The Dufferin and Haldimand Rifles of Canada was an infantry regiment of the Non-Permanent Active Militia of the Canadian Militia and later the Canadian Army. The regiment was formed in 1936, when The Haldimand Rifles was Amalgamated with The Dufferin Rifles of Canada. In 1946, the regiment was converted from Infantry to Artillery and now forms part of the 56th Field Artillery Regiment, RCA.

Lineage

The Dufferin and Haldimand Rifles of Canada 

 Originated on 28 September 1866, in York, Ontario, as the 37th Haldimand Battalion of Rifles.
 Redesignated on 8 May 1900, as the 37th Regiment Haldimand Rifles.
 Redesignated on 1 May 1920, as The Haldimand Rifles.
 Amalgamated on 15 December 1936, with The Dufferin Rifles of Canada and C Company of the 3rd Machine Gun Battalion, CMGC (now The Argyll and Sutherland Highlanders of Canada (Princess Louise's)), and Redesignated as The Dufferin and Haldimand Rifles of Canada.
 Redesignated on 7 November 1940, as the 2nd (Reserve) Battalion, The Dufferin and Haldimand Rifles of Canada.
 Redesignated on 1 June 1945, as The Dufferin and Haldimand Rifles of Canada.
 Converted to Artillery on 1 April 1946, and Redesignated as the 56th Light Anti-Aircraft Regiment (Dufferin and Haldimand Rifles), RCA (now the 56th Field Artillery Regiment, RCA).

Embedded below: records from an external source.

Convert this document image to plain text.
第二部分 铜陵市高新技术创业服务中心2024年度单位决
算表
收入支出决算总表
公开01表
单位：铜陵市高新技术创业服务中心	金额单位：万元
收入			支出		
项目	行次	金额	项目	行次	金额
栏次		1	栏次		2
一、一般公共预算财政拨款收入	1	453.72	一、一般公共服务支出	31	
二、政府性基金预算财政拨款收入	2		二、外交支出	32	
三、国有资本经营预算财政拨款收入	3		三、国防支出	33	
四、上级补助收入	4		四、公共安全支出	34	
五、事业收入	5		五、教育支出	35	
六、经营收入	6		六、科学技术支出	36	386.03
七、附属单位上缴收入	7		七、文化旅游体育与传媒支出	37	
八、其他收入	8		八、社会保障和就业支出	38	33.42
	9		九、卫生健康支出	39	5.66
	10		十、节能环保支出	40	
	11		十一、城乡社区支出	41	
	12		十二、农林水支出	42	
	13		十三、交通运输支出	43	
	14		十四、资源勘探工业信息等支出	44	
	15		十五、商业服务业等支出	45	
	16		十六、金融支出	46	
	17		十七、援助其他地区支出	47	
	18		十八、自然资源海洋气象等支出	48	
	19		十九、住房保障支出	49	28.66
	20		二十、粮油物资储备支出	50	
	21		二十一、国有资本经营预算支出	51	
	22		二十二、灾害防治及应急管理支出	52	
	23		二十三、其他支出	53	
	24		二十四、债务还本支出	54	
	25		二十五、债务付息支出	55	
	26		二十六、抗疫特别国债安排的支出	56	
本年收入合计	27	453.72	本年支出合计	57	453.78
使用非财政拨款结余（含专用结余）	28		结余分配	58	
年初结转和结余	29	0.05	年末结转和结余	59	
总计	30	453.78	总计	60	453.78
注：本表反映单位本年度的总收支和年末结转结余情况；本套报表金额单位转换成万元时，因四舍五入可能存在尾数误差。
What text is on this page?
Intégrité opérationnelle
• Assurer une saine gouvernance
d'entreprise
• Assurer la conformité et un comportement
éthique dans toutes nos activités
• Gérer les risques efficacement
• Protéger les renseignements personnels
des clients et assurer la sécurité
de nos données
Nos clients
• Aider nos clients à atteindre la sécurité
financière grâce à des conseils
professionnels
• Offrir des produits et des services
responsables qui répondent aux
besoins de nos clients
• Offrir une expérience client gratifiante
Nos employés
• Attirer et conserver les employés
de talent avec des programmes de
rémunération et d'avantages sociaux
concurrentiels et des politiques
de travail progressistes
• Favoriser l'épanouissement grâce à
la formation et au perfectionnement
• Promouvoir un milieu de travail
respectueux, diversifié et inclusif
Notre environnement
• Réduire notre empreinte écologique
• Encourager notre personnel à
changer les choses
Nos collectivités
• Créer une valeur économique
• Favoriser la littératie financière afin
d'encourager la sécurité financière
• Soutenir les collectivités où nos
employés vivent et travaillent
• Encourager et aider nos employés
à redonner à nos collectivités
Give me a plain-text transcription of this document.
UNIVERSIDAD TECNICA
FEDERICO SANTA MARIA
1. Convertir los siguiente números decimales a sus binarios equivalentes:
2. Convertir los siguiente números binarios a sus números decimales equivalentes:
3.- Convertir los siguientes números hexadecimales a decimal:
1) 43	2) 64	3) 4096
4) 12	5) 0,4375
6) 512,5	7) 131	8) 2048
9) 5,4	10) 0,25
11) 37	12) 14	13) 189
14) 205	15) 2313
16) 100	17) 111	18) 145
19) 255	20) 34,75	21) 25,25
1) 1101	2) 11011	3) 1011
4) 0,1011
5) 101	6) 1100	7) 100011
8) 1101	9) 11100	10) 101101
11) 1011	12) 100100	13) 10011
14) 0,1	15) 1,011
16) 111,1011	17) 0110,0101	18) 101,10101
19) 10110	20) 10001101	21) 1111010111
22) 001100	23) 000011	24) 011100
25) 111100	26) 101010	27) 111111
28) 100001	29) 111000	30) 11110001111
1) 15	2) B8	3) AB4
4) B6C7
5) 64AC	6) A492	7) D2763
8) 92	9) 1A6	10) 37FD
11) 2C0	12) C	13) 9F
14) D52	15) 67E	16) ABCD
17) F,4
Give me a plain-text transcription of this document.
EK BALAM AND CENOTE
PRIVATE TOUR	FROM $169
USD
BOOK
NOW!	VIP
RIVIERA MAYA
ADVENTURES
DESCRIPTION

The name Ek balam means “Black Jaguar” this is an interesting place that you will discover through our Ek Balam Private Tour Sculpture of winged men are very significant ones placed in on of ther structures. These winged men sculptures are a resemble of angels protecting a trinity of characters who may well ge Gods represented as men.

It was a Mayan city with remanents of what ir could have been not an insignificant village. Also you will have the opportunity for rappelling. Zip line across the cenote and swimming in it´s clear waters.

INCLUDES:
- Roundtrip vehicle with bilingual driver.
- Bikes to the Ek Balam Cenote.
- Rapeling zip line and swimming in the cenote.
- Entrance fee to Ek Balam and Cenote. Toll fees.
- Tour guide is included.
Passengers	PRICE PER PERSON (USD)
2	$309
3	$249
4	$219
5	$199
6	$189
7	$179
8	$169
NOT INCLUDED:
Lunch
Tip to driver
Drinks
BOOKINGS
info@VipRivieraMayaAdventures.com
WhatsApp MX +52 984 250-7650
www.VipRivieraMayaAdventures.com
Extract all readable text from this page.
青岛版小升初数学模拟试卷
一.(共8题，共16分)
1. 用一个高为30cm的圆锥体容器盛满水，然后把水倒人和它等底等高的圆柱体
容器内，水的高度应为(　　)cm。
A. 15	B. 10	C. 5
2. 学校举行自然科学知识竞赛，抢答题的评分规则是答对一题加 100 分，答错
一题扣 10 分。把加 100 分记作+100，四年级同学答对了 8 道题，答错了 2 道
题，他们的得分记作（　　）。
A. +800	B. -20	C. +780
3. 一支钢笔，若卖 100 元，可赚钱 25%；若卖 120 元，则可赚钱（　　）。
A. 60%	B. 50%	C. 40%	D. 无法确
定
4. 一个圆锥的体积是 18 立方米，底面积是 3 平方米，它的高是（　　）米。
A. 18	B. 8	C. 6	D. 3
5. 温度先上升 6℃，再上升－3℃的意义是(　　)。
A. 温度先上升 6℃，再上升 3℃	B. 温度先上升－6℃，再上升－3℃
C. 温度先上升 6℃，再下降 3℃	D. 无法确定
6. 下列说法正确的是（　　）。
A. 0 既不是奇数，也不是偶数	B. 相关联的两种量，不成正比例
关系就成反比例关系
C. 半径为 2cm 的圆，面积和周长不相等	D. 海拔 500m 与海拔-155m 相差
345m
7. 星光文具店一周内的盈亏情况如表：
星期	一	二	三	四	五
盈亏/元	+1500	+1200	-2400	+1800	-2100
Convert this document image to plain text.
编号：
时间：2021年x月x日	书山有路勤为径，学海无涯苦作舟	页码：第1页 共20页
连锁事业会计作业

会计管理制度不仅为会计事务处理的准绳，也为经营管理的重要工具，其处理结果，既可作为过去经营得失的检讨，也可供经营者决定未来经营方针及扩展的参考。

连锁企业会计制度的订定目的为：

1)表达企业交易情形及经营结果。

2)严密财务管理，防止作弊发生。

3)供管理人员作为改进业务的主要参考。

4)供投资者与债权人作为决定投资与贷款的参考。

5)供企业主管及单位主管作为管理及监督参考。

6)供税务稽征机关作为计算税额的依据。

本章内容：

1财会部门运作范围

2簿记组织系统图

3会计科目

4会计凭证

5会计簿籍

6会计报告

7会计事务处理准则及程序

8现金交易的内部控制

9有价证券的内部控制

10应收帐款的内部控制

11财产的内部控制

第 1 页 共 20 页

The Dufferin Rifles of Canada 

 Originated on 28 September 1866, in Brantford, Ontario, as the 38th Brant Battalion of Infantry.
 Redesignated on 30 November 1866, as the 38th Brant Battalion of Infantry.
 Redesignated on 24 March 1871, as the 38th Brant Battalion of Rifles.
 Redesignated on 3 July 1874, as the 38th Brant Battalion or Dufferin Rifles.
 Redesignated on 28 September 1883, as the 38th Battalion Dufferin Rifles of Canada.
 Redesignated on 8 May 1900, as the 38th Regiment Dufferin Rifles of Canada.
 Redesignated on 1 May 1920, as The Dufferin Rifles of Canada.
 Amalgamated on 15 December 1936, with The Haldimand Rifles and C Company of the 3rd Machine Gun Battalion, CMGC, and Redesignated as The Dufferin and Haldimand Rifles of Canada.

Perpetuations 

 4th Battalion (Central Ontario), CEF
 36th Battalion, CEF
 114th Battalion (Haldimand), CEF
 125th Battalion (1st Overseas Battalion of 38th Regiment Dufferin Rifles), CEF
 215th Battalion (2nd Overseas Battalion of 38th Regiment Dufferin Rifles), CEF

History

1936-1939 
As a direct result of the 1936 Canadian Militia Reorganization, The Dufferin and Haldimand Rifles of Canada was formed by the Amalgamation of The Haldimand Rifles, The Dufferin Rifles of Canada, and "C" Company of the 3rd Machine Gun Battalion, CMGC.

The Second World War 
On 24 May 1940, the regiment mobilized The Dufferin and Haldimand Rifles of Canada, CASF for active service. On 7 November 1941, the battalion was redesignated as the 1st Battalion, The Dufferin and Haldimand Rifles of Canada, CASF. The battalion served in Canada in a home defence role as part of the 17th Canadian Infantry Brigade, 7th Canadian Infantry Division. On 8 March 1945, the battalion was disbanded.

Organization

The Dufferin and Haldimand Rifles of Canada (15 December 1936) 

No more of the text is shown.